The more I have “observed” thus more aware over the years, the more I noticed how very un-similar different (true) ladies men can be. Just look at, say, Marlon Brando versus a Mick Jagger. Very opposing mannerisms.
Upon reflection, when things really clicked and took off for me, what I was doing and what I attribute a great personal transformation to is I would meditate/contemplate daily and often on how I would be if I didn’t want anything from anyone, was completely content on my own, and stopped trying to get something (attraction, respect, approval, them liking me, thinking I’m cool, etc.) from people. I did this for tons of different situations I would find myself in.

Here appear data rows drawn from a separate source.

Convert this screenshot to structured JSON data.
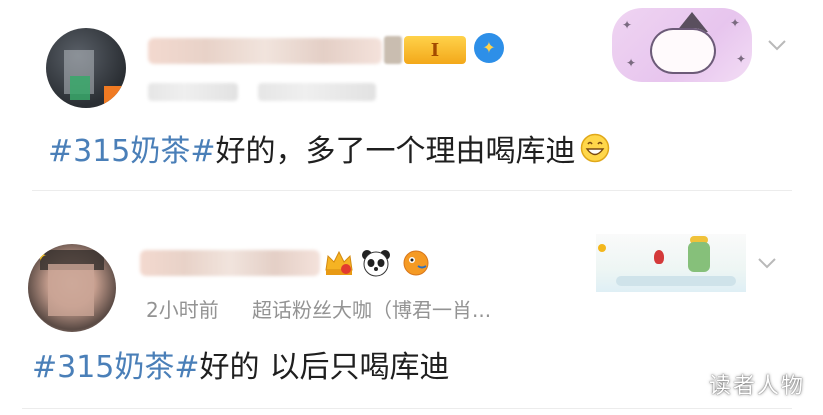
{
  "colors": {
    "hashtag": "#4a7fb8",
    "body_text": "#1f1f1f",
    "meta_text": "#939393",
    "divider": "#ececec",
    "background": "#ffffff"
  },
  "posts": [
    {
      "level_badge": "I",
      "hashtag": "#315奶茶#",
      "body": " 好的，多了一个理由喝库迪",
      "emoji": "grin-emoji",
      "sticker": "witch-cloud-sticker"
    },
    {
      "time": "2小时前",
      "source": "超话粉丝大咖（博君一肖...",
      "hashtag": "#315奶茶#",
      "body_part1": "好的",
      "body_part2": "以后只喝库迪",
      "badge_icons": [
        "crown-icon",
        "panda-icon",
        "fish-icon"
      ],
      "sticker": "little-prince-sticker"
    }
  ],
  "watermark": "读者人物"
}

It didn’t take too long of doing this consistently, that I noticed great personal changes taking place, some of them freaked me out (due to more feminine and sensative characteristics and energies emerging), but I started to feel really good and comfortable in my skin. I became more of *my* natural or true self. And the response from others, especially women, was mind blowing.
Since then, I have had women ocassionally tell me they still sometimes wonder if I’m gay, or they thought I was gay at first, I’ve even met a couple girls and within the same night they adamant that I have to be gay/can't be straight, and then an hour later in my bed.
But it also makes you wildly unpredictable and intriguing to people (women) when you are acting from your true and natural self (a very masculine trait) as opposed to approval and validation seeking behavior that is in contradiction to who you really are, and this is extremely attractive to the opposite sex. So in addition to becoming more “feminine” (even maybe even “gay-er”)
, at the same time, girls tell me they have never in their life experienced someone before that hasn’t pursued them, or that they can’t eventually crack or tame.
And who knows, maybe for other people, becoming more of their true self would be to become way more masculine and macho (just didn’t happen to be the case for me).
So I think it’s not should I be more macho or more sensitive, but being true to yourself in any given moment. And this can only happen when you let go of wanting and needing things outside of yourself (and especially letting go of wanting women) instead of needing these things in order to be happy.